Ia tahu anaknya ini tak bakalan berkutik jika "diteror" oleh nya. Sosok yang bagiku segalanya setelah semuanya terjadi.

Sebagai anak yang dikenal berbakti oleh adik-adiku, aku akhirnya memilih menerima tawaran Mama. Paling tidak meski di awal tidak menyenangkan bagiku tapi aku sudah mampu menyenangkannya. That's point. Aku memang seperti tak memiliki diriku sendiri sejak semua terjadi dan sejak Rindang pergi.

Kunikahi Ayudia, gadis cekatan dengan tutur lembut, seorang terapis syaraf yang setia merawatnya seminggu tiga kali hingga ajal terpaksa menjemput justru saat Mama nampak gembira melihatku duduk di pelaminan bak seorang pangeran.

***

Seharusnya gadis itu peka. Tiga tahun selalu sekelas dengan aktivitas yang nyaris senantiasa bareng dia hapal gelagatku. Seharusnya. Apalagi setengah tahun terakhir itu aku kerap menjadikannya "penampungan". Tentang cerita keluargaku yang kelam dan tengah dirundung masalah.
Mama shocked karena memergoki Papa bersama perempuan lain berkali-kali. Buntutnya beliau sakit-sakitan apalagi setelah mereka berpisah. Papa lebih memilih perempuan itu.

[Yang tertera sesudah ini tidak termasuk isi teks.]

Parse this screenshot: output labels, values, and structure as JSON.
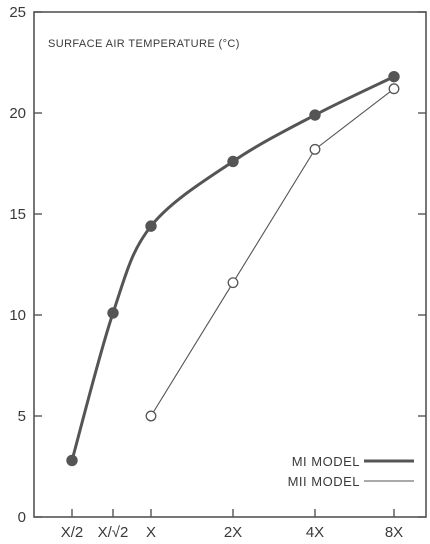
{
  "chart_data": {
    "type": "line",
    "title": "SURFACE AIR TEMPERATURE (°C)",
    "xlabel": "",
    "ylabel": "",
    "categories": [
      "X/2",
      "X/√2",
      "X",
      "2X",
      "4X",
      "8X"
    ],
    "ylim": [
      0,
      25
    ],
    "yticks": [
      0,
      5,
      10,
      15,
      20,
      25
    ],
    "grid": false,
    "legend_position": "bottom-right",
    "series": [
      {
        "name": "MI MODEL",
        "values": [
          2.8,
          10.1,
          14.4,
          17.6,
          19.9,
          21.8
        ],
        "marker": "filled-circle",
        "line": "thick",
        "color": "#555555"
      },
      {
        "name": "MII MODEL",
        "values": [
          null,
          null,
          5.0,
          11.6,
          18.2,
          21.2
        ],
        "marker": "open-circle",
        "line": "thin",
        "color": "#555555"
      }
    ]
  }
}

Aku sangat murka, hingga tak sudi menatap wajah yang teramat dekat denganku di masa kecil itu. Sosok yang menyemangati ku selalu untuk berprestasi dan menjadi juara seketika menjadi yang paling kubenci. Sampai kabar kematian itu datang setelah anak keduaku lahir.

Kalau saja adik-adikku tak membujuk dengan segala jampi-jampi rayuan aku akan membiarkan berita itu seperti angin lalu. Seakan rasa sakit Mama masih tertampung utuh di tubuhku.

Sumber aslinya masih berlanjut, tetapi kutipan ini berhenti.